(Avec AFP)
L’eau va couler de plus en plus rarement des robinets mahorais. Mayotte vit sa pire sécheresse depuis 1997 et pour faire face aux pénuries, la préfecture a décidé de couper l’accès à l’eau deux jours sur trois dans la plupart des dix sept communes que compte l’archipel. Les 300 000 habitants, selon l’Insee, vont devoir s’adapter. Depuis le 17 juillet, l’eau était déjà coupée tous les jours de 16 heures à 8 heures du matin. « En théorie, souffle Anne Perzo-Lafond, rédactrice en chef du Journal de Mayotte contactée par publicsenat.fr. Depuis le début de la semaine, à Koungou, Mamoudzou et Petite Terre, il n’y a plus d’eau dès midi ! ». Malgré les efforts entrepris, la consommation d’eau est encore de 30 827 m3 par jour au 24 août 2023. Habituellement, elle s’établit plutôt à 42 000 m3, mais pour éviter une coupure totale fin septembre, la préfecture vise une consommation à 22 000 m3 par jour.

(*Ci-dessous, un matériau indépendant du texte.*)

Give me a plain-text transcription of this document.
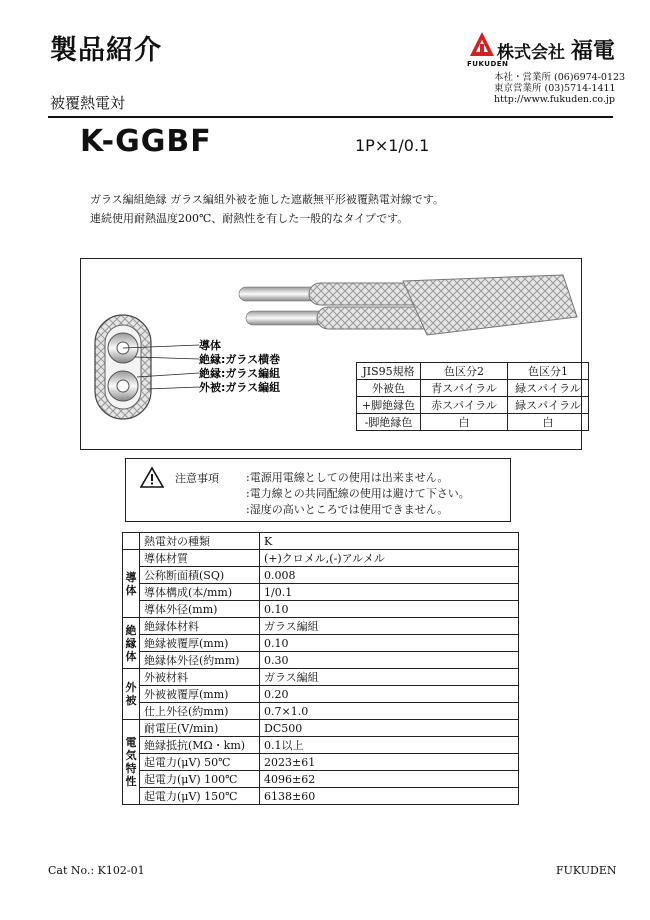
製品紹介
被覆熱電対
FUKUDEN
株式会社 福電
本社・営業所 (06)6974-0123
東京営業所 (03)5714-1411
http://www.fukuden.co.jp
K-GGBF	1P×1/0.1
ガラス編組絶縁 ガラス編組外被を施した遮蔽無平形被覆熱電対線です。
連続使用耐熱温度200℃、耐熱性を有した一般的なタイプです。
導体
絶縁:ガラス横巻
絶縁:ガラス編組
外被:ガラス編組
JIS95規格	色区分2	色区分1
外被色	青スパイラル	緑スパイラル
+脚絶縁色	赤スパイラル	緑スパイラル
-脚絶縁色	白	白
注意事項 :電源用電線としての使用は出来ません。
:電力線との共同配線の使用は避けて下さい。
:湿度の高いところでは使用できません。
	熱電対の種類	K

導
体	導体材質	(+)クロメル,(-)アルメル
	公称断面積(SQ)	0.008
	導体構成(本/mm)	1/0.1
	導体外径(mm)	0.10

絶
縁
体	絶縁体材料	ガラス編組
	絶縁被覆厚(mm)	0.10
	絶縁体外径(約mm)	0.30

外
被	外被材料	ガラス編組
	外被被覆厚(mm)	0.20
	仕上外径(約mm)	0.7×1.0

電
気
特
性	耐電圧(V/min)	DC500
	絶縁抵抗(MΩ・km)	0.1以上
	起電力(μV) 50℃	2023±61
	起電力(μV) 100℃	4096±62
	起電力(μV) 150℃	6138±60
Cat No.: K102-01	FUKUDEN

« Ça va être catastrophique »
A partir du lundi 4 septembre, l’Etat modifie donc le rythme de ce qui est appelé les « tours d’eau ». Contrairement à aujourd’hui, les coupures n’auront pas lieu au même moment partout dans le département. « Dans les secteurs à forte activité » de Mamoudzou, Koungou et Petite Terre, la distribution de l’eau sera suspendue « 5 fois par semaine de 16 heures à 8 heures avec une coupure supplémentaire de 36 heures une fois par semaine », communique la préfecture de Mayotte. « Ça va être catastrophique, anticipe Anne Perzo-Lafond. Aujourd’hui, nous n’en sommes pas encore là et nous n’avons déjà pas d’eau pour se doucher ni le soir, ni le matin. Dans l’archipel, les cours à l’école et la prise de poste dans les entreprises se font à 7 heures ».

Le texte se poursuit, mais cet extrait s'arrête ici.